In December SNP Elgin councillor Jeremie Fernandes branded the Greens’ decision to run for the Moray West, Nairn and Strathspey seat as “incomprehensible”, suggesting it would only help the Tories.
Councillor Draeyke van der Horn will be the party’s candidate in the area, after becoming the first Scottish Green to win a seat on Moray Council in 2022.
READ MORE: SNP councillor quits party over 'incoherent independence strategy'
'Disappointment over GRR'
Elsewhere in the interview, Harvie spoke about his frustration around a “deeply toxic reaction against equality” as the Gender Recognition Reform (GRR) Bill passed through the Scottish Parliament before being blocked by the UK Government.

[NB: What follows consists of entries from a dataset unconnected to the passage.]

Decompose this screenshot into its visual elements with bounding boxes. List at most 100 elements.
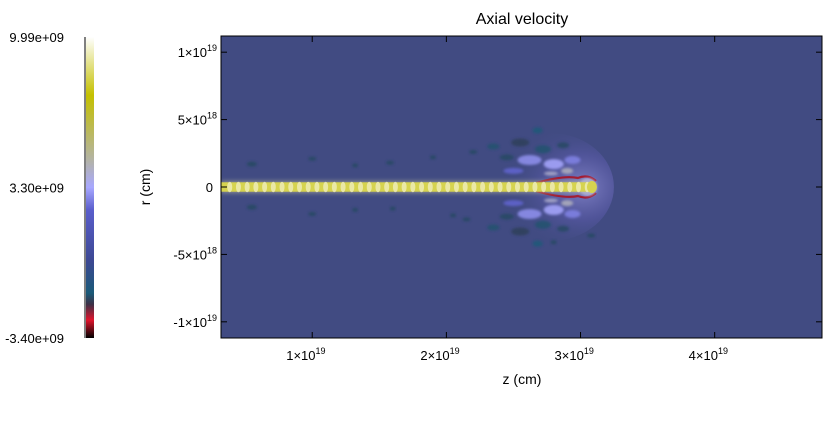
colorbar-labels: 9.99e+09 3.30e+09 -3.40e+09 (5, 30, 64, 346)
bow-shock (535, 189, 597, 199)
eddy (557, 142, 570, 149)
colorbar-tick-label: 3.30e+09 (9, 180, 64, 195)
jet-knot (549, 181, 555, 193)
jet-knot (436, 181, 442, 193)
eddy (561, 167, 574, 174)
jet-knot (541, 181, 547, 193)
jet-knot (462, 181, 468, 193)
y-tick-label: 5×1018 (178, 111, 217, 128)
colorbar-tick-label: -3.40e+09 (5, 331, 64, 346)
eddy (499, 154, 514, 161)
y-tick-label: 0 (206, 180, 213, 195)
eddy (246, 204, 257, 210)
jet-knot (401, 181, 407, 193)
jet-knot (384, 181, 390, 193)
x-tick-label: 2×1019 (420, 346, 459, 363)
x-tick-label: 4×1019 (689, 346, 728, 363)
jet-knot (279, 181, 285, 193)
eddy (534, 145, 551, 154)
y-axis-label: r (cm) (137, 169, 153, 206)
x-tick-label: 1×1019 (286, 346, 325, 363)
jet-knot (235, 181, 241, 193)
colorbar: 9.99e+09 3.30e+09 -3.40e+09 (5, 30, 94, 346)
eddy (557, 225, 570, 232)
jet-knot (270, 181, 276, 193)
jet-knot (523, 181, 529, 193)
eddy (587, 233, 596, 238)
jet-knot (445, 181, 451, 193)
jet-knot (567, 181, 573, 193)
eddy (308, 211, 317, 216)
eddy (511, 138, 530, 147)
jet-knot (375, 181, 381, 193)
eddy (487, 143, 500, 150)
jet-knot (419, 181, 425, 193)
jet-knot (427, 181, 433, 193)
colorbar-tick-label: 9.99e+09 (9, 30, 64, 45)
jet-knot (331, 181, 337, 193)
jet-knot (288, 181, 294, 193)
y-tick-label: -1×1019 (173, 313, 217, 330)
eddy (534, 220, 551, 229)
heatmap-field (221, 127, 614, 247)
colorbar-gradient (86, 37, 94, 338)
eddy (389, 206, 396, 211)
jet-knot (358, 181, 364, 193)
jet-knot (262, 181, 268, 193)
x-tick-label: 3×1019 (555, 346, 594, 363)
chart-title: Axial velocity (476, 11, 568, 28)
y-axis-ticks: 1×1019 5×1018 0 -5×1018 -1×1019 (173, 43, 822, 330)
eddy (517, 208, 542, 219)
eddy (532, 127, 543, 134)
eddy (352, 207, 359, 212)
jet-knot (349, 181, 355, 193)
eddy (429, 155, 436, 160)
eddy (517, 155, 542, 166)
eddy (544, 198, 559, 203)
jet-knot (392, 181, 398, 193)
eddy (450, 213, 457, 218)
jet-terminal (586, 181, 597, 193)
jet-knot (480, 181, 486, 193)
eddy (543, 159, 564, 170)
jet-knot (453, 181, 459, 193)
jet-knot (296, 181, 302, 193)
eddy (503, 167, 524, 174)
eddy (532, 240, 543, 247)
jet-knot (227, 181, 233, 193)
eddy (511, 227, 530, 236)
jet-knot (497, 181, 503, 193)
plot-area: 1×1019 2×1019 3×1019 4×1019 1×1019 5×1018 0 -5… (173, 35, 823, 363)
bow-shock (535, 175, 597, 185)
eddy (564, 156, 581, 165)
eddy (469, 149, 478, 154)
eddy (246, 161, 257, 167)
eddy (561, 200, 574, 207)
jet-knot (366, 181, 372, 193)
eddy (503, 200, 524, 207)
jet-knot (305, 181, 311, 193)
y-tick-label: -5×1018 (173, 245, 217, 262)
jet-knot (340, 181, 346, 193)
eddy (352, 163, 359, 168)
jet-knot (244, 181, 250, 193)
jet-knot (488, 181, 494, 193)
eddy (462, 217, 471, 222)
jet-beam (221, 182, 594, 192)
eddy (386, 160, 395, 165)
jet-knot (514, 181, 520, 193)
jet-knot (253, 181, 259, 193)
jet-knot (410, 181, 416, 193)
x-axis-label: z (cm) (503, 371, 542, 387)
jet-knot (532, 181, 538, 193)
jet-knot (471, 181, 477, 193)
jet-knot (558, 181, 564, 193)
eddy (544, 171, 559, 176)
jet-knot (506, 181, 512, 193)
eddy (499, 213, 514, 220)
eddy (308, 156, 317, 161)
jet-knot (576, 181, 582, 193)
eddy (487, 224, 500, 231)
eddy (564, 209, 581, 218)
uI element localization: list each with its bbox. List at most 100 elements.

He said there was a “deep sense of disappointment” with so many politicians turning against the legislation in Scotland when at one stage, all the main parties were behind it.
Harvie went on: “In the run-up to 2016 election I was on a platform at a hustings debate where all five parties in Parliament sent their leaders and all five party leaders spoke up in favour this legislation and since then we’ve seen the growth of a deeply toxic reaction against equality and I’ve been subjected to that and many others have been subjected to that abuse online and offline in a way that I genuinely would not have believed possible back in the days when we were repealing Section 28.
“Difficult and homophobic though that period was, even at that point I felt like that was the death rattle of that kind of prejudice.
“Now thanks to deliberate choices by some in politics and some in the media to rekindle that type of prejudice, we’re in the same kind of moral panic mostly focused against transgender people and it’s deeply dispiriting to see that happen.”
Harvie spoke out last month against the Scottish Government having approached millionaire tycoon Brian Souter to help organise a dinner with business leaders in Edinburgh.
Souter funded a private campaign in 2000 opposing plans by the then Labour administration in Edinburgh to scrap Section 28 - a Thatcher-era law that prevented councils from "promoting homosexuality" in schools.